Upon arriving, make sure your kids each buy one little Lego creatures for $3. They will not only have a blast trading them with members of the staff throughout the park but they will have a wonderful –- and inexpensive -– memento to take home. Said Becca: “I started out with a fighter dude and ended up with a pretty pink rock star. Awesome!” (Admission — online: Adults: $68; children 3-12: $60 — the most expensive of our three outings but still considerably less than DisneyWorld).

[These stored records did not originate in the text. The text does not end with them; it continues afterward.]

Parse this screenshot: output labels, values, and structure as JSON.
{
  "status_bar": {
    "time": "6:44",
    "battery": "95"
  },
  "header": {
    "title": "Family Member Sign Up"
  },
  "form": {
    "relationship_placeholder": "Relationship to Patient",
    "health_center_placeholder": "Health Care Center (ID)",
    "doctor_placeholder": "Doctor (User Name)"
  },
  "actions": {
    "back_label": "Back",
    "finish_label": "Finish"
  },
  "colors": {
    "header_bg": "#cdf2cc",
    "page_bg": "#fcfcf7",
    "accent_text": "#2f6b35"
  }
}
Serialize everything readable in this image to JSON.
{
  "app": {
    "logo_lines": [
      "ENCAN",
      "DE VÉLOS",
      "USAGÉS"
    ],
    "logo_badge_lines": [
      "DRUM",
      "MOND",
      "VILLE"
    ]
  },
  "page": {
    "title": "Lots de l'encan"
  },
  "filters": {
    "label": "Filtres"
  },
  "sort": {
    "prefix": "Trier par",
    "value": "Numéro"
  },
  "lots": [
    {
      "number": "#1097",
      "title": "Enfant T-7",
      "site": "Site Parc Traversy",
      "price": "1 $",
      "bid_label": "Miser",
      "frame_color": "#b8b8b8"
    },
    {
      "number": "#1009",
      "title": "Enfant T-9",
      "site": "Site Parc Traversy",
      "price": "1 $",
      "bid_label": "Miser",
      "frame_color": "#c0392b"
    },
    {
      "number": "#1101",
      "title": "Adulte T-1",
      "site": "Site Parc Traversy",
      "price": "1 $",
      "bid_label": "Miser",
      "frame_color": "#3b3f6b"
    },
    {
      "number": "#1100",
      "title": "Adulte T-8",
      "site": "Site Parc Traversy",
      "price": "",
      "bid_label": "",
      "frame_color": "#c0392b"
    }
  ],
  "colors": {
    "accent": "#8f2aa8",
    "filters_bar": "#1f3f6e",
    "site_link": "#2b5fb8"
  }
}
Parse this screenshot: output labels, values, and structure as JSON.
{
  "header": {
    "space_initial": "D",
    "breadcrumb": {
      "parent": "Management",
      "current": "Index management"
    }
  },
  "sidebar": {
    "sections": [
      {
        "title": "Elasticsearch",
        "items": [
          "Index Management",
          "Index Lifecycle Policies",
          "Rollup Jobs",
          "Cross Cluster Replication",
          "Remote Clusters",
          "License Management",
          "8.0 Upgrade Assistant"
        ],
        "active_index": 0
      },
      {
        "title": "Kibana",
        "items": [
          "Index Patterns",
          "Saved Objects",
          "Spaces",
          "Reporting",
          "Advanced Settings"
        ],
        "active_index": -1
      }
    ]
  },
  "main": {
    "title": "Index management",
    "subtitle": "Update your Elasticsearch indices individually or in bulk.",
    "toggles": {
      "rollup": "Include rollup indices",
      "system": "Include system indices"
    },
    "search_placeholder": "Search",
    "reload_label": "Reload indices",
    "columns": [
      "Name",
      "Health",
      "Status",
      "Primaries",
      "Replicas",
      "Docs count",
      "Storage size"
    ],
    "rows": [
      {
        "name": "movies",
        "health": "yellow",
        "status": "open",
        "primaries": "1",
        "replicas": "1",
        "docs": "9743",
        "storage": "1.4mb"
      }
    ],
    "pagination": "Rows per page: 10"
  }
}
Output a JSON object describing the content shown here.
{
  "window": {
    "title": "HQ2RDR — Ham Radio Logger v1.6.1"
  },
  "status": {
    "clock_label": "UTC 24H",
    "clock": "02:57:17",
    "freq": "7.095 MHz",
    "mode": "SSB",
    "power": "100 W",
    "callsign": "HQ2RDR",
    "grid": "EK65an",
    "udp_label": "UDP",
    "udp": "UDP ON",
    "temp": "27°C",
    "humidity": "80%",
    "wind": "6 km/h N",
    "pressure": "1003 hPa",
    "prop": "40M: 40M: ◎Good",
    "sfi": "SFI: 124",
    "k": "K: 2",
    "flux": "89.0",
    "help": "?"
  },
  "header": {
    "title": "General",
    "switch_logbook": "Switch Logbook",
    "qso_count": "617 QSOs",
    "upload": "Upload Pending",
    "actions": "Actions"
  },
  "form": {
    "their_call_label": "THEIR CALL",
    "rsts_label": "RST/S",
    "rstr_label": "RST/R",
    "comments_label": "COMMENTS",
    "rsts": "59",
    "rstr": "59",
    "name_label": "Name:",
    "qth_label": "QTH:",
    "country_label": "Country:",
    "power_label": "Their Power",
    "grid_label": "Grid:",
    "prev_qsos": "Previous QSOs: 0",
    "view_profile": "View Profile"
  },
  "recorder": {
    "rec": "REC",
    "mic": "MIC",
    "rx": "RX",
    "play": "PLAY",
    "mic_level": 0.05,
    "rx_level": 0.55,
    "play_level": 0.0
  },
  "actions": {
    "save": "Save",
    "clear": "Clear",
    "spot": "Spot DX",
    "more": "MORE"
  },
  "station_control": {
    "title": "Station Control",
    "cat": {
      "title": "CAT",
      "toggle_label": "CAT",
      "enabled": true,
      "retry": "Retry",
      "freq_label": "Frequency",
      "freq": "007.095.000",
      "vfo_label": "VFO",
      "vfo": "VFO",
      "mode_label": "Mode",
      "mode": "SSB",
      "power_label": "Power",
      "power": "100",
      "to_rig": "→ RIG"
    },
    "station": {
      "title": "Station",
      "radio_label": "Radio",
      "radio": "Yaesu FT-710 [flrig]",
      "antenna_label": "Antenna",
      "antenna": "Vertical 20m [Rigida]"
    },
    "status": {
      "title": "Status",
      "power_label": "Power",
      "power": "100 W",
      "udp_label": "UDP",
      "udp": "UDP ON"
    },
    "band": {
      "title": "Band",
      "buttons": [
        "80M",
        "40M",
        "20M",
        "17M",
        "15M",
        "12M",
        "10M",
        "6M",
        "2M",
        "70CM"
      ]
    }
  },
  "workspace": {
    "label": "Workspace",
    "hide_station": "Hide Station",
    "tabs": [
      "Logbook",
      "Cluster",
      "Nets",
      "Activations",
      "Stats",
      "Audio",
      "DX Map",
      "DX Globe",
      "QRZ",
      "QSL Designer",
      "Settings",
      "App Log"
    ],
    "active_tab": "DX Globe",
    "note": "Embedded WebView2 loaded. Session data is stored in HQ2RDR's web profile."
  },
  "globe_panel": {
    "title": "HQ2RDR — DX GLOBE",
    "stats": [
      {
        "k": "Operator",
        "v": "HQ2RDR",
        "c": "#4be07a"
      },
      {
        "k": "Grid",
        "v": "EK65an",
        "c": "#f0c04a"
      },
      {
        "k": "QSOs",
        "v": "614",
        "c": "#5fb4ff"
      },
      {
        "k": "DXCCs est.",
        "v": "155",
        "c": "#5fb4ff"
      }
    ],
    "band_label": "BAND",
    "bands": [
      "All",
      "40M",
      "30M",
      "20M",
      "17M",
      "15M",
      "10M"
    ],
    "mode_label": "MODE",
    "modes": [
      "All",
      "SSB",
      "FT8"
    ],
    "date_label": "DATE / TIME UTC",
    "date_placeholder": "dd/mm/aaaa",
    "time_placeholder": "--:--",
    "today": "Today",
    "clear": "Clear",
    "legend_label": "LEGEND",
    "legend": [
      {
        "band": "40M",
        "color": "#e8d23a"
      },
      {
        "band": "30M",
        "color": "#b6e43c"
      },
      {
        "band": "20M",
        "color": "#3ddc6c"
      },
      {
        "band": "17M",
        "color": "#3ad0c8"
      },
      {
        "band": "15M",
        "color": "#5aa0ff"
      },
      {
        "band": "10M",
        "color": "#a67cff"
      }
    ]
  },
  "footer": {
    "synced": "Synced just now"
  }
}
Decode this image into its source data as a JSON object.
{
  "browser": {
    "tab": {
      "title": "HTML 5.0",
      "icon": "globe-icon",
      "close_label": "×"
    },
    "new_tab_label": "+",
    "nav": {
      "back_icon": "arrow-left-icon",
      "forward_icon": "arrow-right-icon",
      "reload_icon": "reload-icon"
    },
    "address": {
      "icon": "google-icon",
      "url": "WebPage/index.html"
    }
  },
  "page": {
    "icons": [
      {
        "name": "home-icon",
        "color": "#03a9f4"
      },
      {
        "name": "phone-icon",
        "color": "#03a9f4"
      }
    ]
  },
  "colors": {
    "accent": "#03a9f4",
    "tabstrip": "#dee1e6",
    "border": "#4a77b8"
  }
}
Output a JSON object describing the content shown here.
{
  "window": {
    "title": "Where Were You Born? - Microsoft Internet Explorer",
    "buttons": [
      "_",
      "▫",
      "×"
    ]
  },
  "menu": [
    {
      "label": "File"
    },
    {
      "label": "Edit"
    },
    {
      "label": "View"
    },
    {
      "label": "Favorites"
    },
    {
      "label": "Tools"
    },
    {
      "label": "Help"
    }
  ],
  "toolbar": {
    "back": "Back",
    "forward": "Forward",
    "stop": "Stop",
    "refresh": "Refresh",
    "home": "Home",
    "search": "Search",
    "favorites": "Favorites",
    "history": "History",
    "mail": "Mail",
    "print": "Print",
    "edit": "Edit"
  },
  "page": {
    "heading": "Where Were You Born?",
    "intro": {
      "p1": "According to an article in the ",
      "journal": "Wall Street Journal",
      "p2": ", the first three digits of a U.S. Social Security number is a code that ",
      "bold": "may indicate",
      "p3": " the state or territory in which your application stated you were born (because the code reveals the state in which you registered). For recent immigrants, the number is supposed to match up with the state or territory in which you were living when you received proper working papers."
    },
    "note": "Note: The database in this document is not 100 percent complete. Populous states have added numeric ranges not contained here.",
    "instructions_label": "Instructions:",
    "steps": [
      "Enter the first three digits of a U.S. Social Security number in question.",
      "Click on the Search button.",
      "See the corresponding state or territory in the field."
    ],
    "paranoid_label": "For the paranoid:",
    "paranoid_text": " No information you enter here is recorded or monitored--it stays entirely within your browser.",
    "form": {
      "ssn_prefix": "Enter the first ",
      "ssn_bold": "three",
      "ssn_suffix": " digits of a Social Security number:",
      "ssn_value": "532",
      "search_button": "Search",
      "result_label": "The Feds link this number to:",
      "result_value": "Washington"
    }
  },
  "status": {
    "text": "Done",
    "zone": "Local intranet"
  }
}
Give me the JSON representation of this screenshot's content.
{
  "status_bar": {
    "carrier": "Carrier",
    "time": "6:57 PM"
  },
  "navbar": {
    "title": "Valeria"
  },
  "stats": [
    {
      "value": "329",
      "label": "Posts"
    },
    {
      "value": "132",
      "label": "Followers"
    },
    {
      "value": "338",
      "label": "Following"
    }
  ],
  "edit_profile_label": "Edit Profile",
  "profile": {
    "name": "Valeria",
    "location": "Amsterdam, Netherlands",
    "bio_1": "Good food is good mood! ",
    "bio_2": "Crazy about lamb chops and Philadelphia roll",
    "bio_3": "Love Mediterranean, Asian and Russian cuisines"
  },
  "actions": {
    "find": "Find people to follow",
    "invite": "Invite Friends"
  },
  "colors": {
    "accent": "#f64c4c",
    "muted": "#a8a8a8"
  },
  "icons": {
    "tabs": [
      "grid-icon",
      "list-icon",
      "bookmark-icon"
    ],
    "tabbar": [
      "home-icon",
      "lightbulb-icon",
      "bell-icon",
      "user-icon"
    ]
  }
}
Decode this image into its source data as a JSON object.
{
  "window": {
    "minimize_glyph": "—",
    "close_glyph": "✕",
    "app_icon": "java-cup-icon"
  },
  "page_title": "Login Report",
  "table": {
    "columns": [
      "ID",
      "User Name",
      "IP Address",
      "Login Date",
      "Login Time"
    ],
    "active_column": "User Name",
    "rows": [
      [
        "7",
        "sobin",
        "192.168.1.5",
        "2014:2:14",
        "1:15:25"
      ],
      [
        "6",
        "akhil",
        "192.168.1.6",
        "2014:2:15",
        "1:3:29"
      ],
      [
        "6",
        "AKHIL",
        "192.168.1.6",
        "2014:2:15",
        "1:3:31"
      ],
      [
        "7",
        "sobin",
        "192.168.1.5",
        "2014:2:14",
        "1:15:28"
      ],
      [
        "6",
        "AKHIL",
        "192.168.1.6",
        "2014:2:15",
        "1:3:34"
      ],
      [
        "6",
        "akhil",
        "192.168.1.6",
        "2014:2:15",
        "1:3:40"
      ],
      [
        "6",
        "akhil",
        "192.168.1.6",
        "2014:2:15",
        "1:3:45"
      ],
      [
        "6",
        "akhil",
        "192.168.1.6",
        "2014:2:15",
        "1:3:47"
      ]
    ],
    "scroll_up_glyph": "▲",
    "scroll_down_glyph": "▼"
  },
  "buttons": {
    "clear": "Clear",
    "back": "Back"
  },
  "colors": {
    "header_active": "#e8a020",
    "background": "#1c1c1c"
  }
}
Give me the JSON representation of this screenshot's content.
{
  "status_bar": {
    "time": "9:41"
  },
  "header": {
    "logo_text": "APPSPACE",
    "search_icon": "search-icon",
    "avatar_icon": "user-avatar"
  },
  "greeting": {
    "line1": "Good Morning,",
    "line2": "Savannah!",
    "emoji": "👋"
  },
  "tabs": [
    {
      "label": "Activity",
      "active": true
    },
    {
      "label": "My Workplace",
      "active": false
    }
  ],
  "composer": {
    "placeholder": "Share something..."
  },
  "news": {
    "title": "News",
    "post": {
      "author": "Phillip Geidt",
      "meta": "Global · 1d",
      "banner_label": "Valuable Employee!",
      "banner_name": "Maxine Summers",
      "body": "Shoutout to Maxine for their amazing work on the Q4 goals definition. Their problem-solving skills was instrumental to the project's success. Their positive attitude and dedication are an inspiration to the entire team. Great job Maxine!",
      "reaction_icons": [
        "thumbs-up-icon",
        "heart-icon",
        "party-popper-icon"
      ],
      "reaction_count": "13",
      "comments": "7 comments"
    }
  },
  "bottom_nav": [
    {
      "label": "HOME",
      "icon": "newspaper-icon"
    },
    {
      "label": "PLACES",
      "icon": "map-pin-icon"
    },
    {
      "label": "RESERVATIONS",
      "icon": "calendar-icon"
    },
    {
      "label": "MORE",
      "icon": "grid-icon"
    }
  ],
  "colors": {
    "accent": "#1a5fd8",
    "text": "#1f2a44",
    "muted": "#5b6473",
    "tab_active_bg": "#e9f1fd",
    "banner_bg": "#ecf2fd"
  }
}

Meanwhile, back at the Reunion Waterpark, with its multiple pools, and a section of ascending inter-connected rope tunnels leading to two winding slides to keep kids of all ages entertained. And if the big bucket on top fills to the point of overflowing, dumping water everywhere — well then, all the better. There are also daily activities such as balloon toss, parachute games and arts and crafts, some free, some costing a minimal fee.
And of course, there are also adult-oriented activities. Reunion boasts it is the only place in world where there are three signature golf courses designed by Jack Nicklaus, Arnold Palmer and Tom Watson with an Annika Sorenstam Academy at which she teaches. Plus the afore-mentioned tennis courts. And after my daughter, daughter-in-law and I emerged from our spa massages, we were offered not the usual juice or tea but champagne. Attention to detail #328.

As our multi-day adventure neared its end, I turned to my cub reporters for comment. “I have friends who went to DisneyWorld but I can’t imagine it could be more fun than Legoland, Old Town and Wonderworks,” enthused Becca, touting our less costly entertainment options. Grandma breathed a big sigh of relief!

And asTalya proclaimed at the end of each day we were there: “That was the best day ever.” Sort of makes for the best trip ever for the parents and grandparents, as well.